Hacker News new | ask | show | jobs
by alnayyir 5393 days ago
CouchDB is better'ish for larger datasets, but not for arbitrary scaling. MapReduce in CouchDB requires dumb full-scans if you're not just refreshing an existing view.

Arbitrarily large data is the exclusive domain of hadoop/hypertable/cassandra AFAIK atm.

2 comments

To be fair CouchDB is very explicit that to get any sort of performance, everything must be a view. "Ad-hoc queries" (i.e. queries that are written on the fly instead of uploaded as a view) are clearly stated as "for development only".

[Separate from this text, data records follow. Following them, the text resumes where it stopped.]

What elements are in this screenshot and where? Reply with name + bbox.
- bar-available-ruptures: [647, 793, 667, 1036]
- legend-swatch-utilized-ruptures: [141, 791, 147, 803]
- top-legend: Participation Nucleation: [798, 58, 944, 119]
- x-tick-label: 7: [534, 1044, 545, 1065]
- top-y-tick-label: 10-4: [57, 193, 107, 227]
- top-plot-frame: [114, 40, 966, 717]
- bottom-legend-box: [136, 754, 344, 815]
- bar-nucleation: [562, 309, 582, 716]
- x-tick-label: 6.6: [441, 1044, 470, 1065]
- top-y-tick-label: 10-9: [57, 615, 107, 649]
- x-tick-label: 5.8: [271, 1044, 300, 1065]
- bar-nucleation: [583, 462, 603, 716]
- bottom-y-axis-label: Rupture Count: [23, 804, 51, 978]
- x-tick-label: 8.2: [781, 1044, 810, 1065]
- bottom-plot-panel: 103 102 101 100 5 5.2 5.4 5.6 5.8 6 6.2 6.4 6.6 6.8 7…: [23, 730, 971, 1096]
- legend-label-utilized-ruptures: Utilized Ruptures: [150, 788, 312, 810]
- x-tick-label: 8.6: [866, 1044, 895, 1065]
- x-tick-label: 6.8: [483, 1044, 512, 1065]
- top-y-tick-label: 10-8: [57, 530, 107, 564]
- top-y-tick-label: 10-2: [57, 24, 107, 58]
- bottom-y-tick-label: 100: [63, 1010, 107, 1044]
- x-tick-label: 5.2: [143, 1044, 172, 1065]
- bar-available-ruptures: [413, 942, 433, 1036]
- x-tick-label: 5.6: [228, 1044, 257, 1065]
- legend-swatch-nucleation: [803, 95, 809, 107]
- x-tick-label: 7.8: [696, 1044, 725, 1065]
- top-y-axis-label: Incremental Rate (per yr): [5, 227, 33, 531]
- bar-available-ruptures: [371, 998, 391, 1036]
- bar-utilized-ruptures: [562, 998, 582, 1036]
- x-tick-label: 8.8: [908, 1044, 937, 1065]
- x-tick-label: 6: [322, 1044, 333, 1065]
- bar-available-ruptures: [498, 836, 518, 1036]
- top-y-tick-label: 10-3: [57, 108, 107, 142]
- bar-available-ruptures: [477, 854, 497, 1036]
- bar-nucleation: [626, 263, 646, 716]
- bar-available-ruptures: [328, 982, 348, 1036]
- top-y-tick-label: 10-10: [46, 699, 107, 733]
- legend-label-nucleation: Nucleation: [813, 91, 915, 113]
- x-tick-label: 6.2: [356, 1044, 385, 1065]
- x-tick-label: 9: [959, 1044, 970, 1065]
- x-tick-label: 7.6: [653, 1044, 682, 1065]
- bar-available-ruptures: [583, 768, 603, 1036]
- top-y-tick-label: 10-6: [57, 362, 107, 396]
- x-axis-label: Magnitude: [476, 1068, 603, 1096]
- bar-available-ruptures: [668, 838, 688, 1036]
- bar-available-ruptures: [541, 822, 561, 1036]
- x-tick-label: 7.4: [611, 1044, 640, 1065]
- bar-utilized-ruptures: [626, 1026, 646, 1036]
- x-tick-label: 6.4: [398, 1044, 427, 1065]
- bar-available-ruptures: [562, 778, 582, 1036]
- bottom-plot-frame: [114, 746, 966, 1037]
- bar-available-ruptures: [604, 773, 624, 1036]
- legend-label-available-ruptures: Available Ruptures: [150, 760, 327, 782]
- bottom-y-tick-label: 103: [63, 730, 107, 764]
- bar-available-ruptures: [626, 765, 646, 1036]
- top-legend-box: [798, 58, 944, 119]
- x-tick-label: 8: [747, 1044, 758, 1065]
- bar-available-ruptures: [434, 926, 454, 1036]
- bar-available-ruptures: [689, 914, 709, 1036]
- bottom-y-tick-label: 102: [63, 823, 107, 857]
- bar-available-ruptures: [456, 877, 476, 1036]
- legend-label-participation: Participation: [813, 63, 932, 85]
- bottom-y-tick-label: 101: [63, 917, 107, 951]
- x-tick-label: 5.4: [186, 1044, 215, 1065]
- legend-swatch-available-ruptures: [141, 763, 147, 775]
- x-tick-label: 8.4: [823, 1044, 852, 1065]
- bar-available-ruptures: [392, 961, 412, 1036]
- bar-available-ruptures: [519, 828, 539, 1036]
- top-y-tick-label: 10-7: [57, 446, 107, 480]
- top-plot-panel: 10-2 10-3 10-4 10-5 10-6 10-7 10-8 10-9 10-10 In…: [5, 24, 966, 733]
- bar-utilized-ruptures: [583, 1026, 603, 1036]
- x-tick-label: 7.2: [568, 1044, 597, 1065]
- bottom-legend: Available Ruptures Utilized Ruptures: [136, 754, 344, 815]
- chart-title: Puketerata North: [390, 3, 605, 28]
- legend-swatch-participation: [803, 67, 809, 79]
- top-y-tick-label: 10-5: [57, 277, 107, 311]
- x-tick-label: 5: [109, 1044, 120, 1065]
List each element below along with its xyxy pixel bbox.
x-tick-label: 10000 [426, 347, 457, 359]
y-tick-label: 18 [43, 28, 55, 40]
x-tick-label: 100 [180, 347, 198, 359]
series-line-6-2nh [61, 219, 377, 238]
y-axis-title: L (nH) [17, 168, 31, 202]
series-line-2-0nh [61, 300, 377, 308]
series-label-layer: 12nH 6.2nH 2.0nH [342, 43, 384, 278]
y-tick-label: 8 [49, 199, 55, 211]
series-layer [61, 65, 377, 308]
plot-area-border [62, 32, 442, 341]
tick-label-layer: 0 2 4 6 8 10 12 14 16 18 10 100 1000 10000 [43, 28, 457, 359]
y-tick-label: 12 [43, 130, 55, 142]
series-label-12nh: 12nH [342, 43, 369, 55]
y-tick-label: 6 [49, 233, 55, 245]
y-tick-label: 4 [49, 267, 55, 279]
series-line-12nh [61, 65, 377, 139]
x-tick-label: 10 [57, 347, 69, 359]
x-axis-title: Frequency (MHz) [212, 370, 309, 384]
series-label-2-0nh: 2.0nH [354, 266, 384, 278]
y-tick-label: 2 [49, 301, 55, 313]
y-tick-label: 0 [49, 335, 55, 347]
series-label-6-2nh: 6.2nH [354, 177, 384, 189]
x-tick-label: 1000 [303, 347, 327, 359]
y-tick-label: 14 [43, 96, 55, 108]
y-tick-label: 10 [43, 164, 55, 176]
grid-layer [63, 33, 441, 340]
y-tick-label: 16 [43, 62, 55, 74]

Where CouchDB really falls flat is for write-heavy applications. The default configuration in CouchDB is to not reindex a view until it has been read. When a read occurs, any new data in a view that was added since the last read must be re-indexed by executing the map/reduce functions on that data. If you're writing frequently to CouchDB but not reading a lot (as in a data warehouse) the first query you run is going to be extremely slow, since it will need to run map/reduce on a lot of new data. CouchDB doesn't distribute work to multiple nodes like Hadoop, and I've found even simple reduce functions to slow down re-indexing by a factor of 10. I think CouchDB has settings now to update the index on commit, or you could always run a cron job to regularly query the view and force a reindex, but it's still going to be slow.

BigCouch (https://cloudant.com/#!/solutions/bigcouch) might be a potential choice for data warehousing, since it advertises full compatibility with the CouchDB API but offers distributed map/reduce like Hadoop/Hive/etc. I haven't used it though.

Couch is definitely a lot more honest about their limitations than mongo or riak, but my experiences make me hesitant to recommend it to anyone not intimately familiar with those limitations.
This is part of what we are addressing with Couchbase Server, an autosharding rebalancing Couch fronted by memcached. For K/V read and write we measure microsecond latency.

We are currently optimizing the views for cluster access, but the design goal is to offer at least the query performance CouchDB offers on small datasets, even on very large clusters.

More info: http://blog.couchbase.com/couchbase-server-2-0-tour-and-demo

Is it going to have the same/similar multi-replication for enterprise only limitation that Riak has or is this going to be funded in some other way?